New DOI Legal Opinion Changes Interpretation of Incidental Take under Migratory Bird Treaty Act

New DOI Legal Opinion Changes Interpretation of Incidental Take under Migratory Bird Treaty Act

The Solicitor’s Office of the U.S. Department of the Interior (DOI) released a memorandum on December 22, 2017 providing the Solicitor’s Opinion that the Migratory Bird Treaty Act (MBTA) does not prohibit incidental take. Opinions issued by the Solicitor’s Office set the direction in how the Department applies and interprets the laws under which its agencies operate. The opinion, M-37050, permanently withdraws and replaces an opinion issued by the former department solicitor on January 10, 2017 that concluded that “the MBTA’s broad prohibition on taking and killing migratory birds by any means and in any manner includes incidental taking and killing.” That opinion was suspended on February 6, 2017 pending further review and the current memorandum reflects the new administration’s legal interpretation on how they will enforce the law.

According to M-37050: “Interpreting the MBTA to apply to incidental or accidental actions hangs the sword of Damocles over a host of otherwise lawful and productive actions, threatening up to six months in jail and a $15,000 penalty for each and every bird injured or killed. As Justice Marshall warned, ‘the value of a sword of Damocles is that it hangs-not that it drops.’ Indeed, the mere threat of prosecution inhibits otherwise lawful conduct.”

There are conflicting court interpretations as to whether the MBTA prohibits incidental take. Federal Courts of Appeal and district courts have found that the act does criminalize some instances of incidental take while other courts have held that it does not. Those findings against the concept of incidental take were often in response to lawsuits regarding habitat destruction while findings supporting incidental take were in response to specific actions, like discharge of chemicals, that specifically killed birds. The opinion finds that the “scope of liability” for incidental take is virtually unlimited citing the FWS list of top threats to migratory birds – including cats, collisions with automobiles and buildings, etc – and the estimated number of birds killed.

The opinion continues: “Reading the MBTA to capture incidental takings casts an astoundingly large net that potentially transforms the vast majority of average Americans into criminals. Rather than relying on clear standards that are known in advance, prosecutors are asserting authority to bring cases where individuals and companies are not taking the precautions that the government and the court deem “reasonable.” This approach effectively substitutes the judgment of the court for that of the Congress, which made the MBTA a strict-liability offense and did not provide for mitigation measures. Such an approach presents precisely the sort of recipe for arbitrary and discriminatory enforcement that the Supreme Court has cautioned against.”

Using this case history and the specific text and purpose of the law, the Solicitor’s Office concludes the law requires affirmative and purposeful action. “[C]onsistent with the text, history, and purpose of the MBTA, the statute’s prohibitions on pursuing, hunting, taking, capturing, killing, or attempting to do the same apply only to affirmative actions that have as their purpose the taking or killing of migratory birds, their nests, or their eggs.”
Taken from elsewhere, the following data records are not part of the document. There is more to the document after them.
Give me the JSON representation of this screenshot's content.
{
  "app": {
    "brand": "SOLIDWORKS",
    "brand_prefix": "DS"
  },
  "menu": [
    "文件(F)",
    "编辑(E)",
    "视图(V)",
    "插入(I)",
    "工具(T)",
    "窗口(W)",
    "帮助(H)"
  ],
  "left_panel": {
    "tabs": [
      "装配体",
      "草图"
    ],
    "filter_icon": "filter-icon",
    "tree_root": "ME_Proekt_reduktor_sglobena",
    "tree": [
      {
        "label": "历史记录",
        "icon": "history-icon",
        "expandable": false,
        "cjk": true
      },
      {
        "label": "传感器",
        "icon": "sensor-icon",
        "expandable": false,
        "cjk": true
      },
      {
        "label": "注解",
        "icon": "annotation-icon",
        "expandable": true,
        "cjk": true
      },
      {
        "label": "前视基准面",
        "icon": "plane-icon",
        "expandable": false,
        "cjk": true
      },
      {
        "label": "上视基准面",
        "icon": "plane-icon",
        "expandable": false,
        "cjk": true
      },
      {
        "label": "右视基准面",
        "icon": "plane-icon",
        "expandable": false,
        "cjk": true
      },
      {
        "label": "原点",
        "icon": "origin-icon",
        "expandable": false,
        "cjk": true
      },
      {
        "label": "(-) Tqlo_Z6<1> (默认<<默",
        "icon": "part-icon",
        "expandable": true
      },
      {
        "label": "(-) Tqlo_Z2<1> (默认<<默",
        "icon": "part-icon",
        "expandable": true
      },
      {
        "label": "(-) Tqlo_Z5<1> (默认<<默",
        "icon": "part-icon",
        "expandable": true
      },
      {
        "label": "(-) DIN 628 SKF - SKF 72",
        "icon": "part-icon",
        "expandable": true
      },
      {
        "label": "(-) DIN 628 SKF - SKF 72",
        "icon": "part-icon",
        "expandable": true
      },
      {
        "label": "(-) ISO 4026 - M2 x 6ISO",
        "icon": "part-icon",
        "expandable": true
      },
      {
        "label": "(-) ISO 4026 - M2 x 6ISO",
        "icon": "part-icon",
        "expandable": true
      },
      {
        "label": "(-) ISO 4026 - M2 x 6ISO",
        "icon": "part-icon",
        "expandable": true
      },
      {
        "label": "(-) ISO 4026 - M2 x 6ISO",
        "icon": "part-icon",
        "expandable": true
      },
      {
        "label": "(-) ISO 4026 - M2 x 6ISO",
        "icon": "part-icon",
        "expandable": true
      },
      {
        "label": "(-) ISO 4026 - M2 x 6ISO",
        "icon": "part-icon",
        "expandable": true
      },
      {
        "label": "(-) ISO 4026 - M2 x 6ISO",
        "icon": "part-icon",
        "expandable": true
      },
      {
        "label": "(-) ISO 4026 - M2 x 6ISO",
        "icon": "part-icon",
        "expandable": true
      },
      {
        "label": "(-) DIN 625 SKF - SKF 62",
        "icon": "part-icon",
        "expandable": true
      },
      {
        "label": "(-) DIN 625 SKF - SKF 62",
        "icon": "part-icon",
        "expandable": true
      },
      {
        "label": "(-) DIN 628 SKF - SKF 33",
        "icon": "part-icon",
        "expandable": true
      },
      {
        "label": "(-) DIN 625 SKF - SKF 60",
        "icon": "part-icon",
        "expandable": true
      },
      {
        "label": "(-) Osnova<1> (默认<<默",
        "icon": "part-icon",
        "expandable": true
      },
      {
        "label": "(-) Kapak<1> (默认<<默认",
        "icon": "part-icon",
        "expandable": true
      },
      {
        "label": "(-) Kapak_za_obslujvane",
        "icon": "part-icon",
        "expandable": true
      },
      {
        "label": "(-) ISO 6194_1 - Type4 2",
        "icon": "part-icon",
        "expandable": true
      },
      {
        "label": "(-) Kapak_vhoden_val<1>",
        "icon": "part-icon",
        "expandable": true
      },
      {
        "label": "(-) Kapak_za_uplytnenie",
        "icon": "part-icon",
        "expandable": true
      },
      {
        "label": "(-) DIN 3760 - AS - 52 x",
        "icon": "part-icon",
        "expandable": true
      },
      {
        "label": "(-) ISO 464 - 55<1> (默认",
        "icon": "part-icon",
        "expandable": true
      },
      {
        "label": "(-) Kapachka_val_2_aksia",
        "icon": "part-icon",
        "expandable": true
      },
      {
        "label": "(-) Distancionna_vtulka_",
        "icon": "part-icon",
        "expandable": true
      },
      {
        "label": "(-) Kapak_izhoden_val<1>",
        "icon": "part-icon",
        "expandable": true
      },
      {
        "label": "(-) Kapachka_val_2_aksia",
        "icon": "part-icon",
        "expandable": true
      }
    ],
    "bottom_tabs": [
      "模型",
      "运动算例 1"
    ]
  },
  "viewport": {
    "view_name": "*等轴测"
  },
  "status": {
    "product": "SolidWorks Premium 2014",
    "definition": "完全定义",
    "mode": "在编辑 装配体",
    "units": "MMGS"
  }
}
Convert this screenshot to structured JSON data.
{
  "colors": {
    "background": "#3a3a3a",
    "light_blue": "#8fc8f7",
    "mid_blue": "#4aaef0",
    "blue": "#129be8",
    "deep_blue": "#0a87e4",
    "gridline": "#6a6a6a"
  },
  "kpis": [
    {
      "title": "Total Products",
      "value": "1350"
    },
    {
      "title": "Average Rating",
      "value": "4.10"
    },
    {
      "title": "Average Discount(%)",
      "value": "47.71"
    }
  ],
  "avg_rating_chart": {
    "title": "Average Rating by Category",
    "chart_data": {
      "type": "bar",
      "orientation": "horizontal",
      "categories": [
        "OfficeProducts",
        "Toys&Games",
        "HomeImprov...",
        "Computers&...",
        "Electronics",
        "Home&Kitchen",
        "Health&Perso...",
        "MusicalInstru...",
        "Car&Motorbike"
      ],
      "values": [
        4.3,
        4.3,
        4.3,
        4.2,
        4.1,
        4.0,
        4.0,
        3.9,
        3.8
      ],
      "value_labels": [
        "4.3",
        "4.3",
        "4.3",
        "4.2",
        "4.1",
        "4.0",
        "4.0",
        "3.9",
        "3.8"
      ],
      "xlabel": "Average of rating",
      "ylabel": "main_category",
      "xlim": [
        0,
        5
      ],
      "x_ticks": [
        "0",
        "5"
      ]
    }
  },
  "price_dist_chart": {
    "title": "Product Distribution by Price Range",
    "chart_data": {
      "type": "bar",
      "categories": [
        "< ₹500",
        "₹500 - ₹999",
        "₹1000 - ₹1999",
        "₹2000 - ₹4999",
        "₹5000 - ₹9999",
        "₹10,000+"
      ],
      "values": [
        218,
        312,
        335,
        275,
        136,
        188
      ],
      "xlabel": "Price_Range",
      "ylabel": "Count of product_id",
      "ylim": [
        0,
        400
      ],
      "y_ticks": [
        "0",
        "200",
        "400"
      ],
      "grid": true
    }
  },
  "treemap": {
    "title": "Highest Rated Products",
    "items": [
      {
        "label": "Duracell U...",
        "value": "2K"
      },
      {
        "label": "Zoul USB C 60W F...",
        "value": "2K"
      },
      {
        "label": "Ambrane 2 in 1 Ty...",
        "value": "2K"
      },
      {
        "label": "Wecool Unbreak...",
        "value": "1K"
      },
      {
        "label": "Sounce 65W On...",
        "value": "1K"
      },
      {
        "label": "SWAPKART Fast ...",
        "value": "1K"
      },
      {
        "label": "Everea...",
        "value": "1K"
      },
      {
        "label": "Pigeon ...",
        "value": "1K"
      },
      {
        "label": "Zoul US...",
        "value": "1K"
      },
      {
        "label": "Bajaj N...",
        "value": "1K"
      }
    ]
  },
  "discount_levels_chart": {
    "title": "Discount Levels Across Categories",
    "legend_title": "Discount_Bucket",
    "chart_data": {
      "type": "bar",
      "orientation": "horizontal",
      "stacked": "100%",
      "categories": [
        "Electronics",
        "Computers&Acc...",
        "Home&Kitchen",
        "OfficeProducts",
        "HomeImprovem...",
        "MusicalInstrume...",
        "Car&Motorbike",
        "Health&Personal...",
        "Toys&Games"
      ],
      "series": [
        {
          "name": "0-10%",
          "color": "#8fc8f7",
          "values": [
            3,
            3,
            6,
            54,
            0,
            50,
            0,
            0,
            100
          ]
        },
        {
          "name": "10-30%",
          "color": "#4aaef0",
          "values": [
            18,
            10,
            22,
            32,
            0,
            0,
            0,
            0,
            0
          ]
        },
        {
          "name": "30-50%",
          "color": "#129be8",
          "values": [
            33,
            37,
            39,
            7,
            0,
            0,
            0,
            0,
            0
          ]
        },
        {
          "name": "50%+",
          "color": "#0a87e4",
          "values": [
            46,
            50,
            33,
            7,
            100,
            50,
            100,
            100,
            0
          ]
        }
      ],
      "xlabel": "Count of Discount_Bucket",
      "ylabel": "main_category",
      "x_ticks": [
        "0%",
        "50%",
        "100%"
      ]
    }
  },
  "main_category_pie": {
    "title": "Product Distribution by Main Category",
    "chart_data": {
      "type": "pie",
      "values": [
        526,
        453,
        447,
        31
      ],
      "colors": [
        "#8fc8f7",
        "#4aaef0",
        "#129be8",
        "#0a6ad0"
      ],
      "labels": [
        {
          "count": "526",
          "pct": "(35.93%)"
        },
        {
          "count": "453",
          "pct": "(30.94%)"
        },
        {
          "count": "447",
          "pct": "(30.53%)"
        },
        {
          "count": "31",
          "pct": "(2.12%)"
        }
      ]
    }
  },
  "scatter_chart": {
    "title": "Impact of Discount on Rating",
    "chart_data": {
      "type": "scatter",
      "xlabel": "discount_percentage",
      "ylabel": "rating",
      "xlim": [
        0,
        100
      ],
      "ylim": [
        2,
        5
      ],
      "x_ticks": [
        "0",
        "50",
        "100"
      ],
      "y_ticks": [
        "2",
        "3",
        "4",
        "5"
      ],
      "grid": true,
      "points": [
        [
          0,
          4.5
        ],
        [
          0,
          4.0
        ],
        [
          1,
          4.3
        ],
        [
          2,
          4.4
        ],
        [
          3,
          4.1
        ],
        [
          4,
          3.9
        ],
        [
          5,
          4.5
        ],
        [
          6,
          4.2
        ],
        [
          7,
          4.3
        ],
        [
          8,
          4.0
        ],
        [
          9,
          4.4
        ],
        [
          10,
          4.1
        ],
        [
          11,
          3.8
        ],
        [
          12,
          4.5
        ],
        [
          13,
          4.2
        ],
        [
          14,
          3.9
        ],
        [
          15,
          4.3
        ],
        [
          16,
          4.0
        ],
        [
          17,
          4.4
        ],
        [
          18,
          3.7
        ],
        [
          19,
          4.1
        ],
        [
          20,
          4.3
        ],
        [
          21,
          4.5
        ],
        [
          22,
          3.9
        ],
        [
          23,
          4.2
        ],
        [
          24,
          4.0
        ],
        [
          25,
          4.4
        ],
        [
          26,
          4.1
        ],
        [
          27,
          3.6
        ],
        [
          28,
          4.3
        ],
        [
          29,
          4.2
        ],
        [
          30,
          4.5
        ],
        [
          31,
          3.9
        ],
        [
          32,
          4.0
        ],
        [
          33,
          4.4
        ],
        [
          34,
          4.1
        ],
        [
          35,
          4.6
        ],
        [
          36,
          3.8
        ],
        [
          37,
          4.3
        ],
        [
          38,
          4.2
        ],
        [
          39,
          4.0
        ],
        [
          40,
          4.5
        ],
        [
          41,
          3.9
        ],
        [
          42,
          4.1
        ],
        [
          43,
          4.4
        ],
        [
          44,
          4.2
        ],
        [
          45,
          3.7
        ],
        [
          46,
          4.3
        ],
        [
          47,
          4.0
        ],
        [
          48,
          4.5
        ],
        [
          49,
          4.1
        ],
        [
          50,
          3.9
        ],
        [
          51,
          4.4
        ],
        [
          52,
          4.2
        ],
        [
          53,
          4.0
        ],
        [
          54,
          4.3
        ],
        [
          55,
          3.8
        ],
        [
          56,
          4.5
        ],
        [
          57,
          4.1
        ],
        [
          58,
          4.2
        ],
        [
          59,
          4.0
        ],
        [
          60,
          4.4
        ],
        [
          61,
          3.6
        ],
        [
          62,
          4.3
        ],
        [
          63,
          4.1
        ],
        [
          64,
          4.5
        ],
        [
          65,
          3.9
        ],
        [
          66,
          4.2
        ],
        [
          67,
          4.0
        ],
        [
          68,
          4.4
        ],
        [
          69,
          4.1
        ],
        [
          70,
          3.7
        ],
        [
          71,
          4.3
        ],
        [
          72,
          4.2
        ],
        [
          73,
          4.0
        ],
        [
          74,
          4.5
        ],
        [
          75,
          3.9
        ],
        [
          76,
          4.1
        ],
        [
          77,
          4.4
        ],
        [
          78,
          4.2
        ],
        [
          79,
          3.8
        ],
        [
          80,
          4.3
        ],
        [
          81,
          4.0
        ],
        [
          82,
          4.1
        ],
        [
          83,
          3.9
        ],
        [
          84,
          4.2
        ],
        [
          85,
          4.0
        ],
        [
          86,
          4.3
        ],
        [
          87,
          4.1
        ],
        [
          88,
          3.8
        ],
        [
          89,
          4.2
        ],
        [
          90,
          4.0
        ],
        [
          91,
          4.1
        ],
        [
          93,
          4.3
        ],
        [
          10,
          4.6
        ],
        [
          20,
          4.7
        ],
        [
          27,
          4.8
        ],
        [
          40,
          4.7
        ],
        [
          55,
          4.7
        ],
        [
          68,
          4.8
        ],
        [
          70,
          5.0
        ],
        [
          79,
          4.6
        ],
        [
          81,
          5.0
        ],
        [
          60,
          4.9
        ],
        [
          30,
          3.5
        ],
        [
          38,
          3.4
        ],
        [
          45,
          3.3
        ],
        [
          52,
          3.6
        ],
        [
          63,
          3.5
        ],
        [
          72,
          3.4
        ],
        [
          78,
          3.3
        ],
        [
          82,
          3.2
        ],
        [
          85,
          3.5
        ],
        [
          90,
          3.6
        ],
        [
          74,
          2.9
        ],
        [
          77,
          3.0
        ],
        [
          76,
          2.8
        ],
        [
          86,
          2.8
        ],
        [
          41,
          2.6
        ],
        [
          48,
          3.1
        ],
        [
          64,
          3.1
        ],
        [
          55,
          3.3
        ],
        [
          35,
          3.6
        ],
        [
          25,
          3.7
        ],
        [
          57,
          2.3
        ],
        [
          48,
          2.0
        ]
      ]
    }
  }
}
The ramifications of the opinion will change how the Department reviews projects and how it may enforce the law against companies or individuals who cause migratory bird fatalities. As a result, the opinion has created significant concern within the conservation community. In response to the Department’s action, a group of 17 former DOI and Fish and Wildlife Service leadership, including former migratory bird chiefs, sent a letter on January 10 to Secretary of the Interior Ryan Zinke calling on him to suspend the opinion and convene a bipartisan group of experts to develop a “sensible path forward”.

“All the past administrations for which we have worked have struck a balance and worked diligently and in good faith with industries that had significant impacts on birds, such as oil and gas, coal, electric utilities, commercial fishing, communications, transportation, national defense, and others to reasonably address unintended take. It can be done. In fact, it has been done,” the letter states. “The MBTA can and has been successfully used to reduce gross negligence by companies that simply do not recognize the value of birds to society or the practical means to minimize harm. Your new interpretation needlessly undermines a history of great progress, undermines the effectiveness of the migratory bird treaties, and diminishes U.S. leadership.”

The memorandum expresses the Department’s new legal opinion on the interpretation of the MBTA, it does not change specific policy or regulations. As a result, the finding does not require public review and comment and will serve as overarching direction for the Department until it is specifically overturned.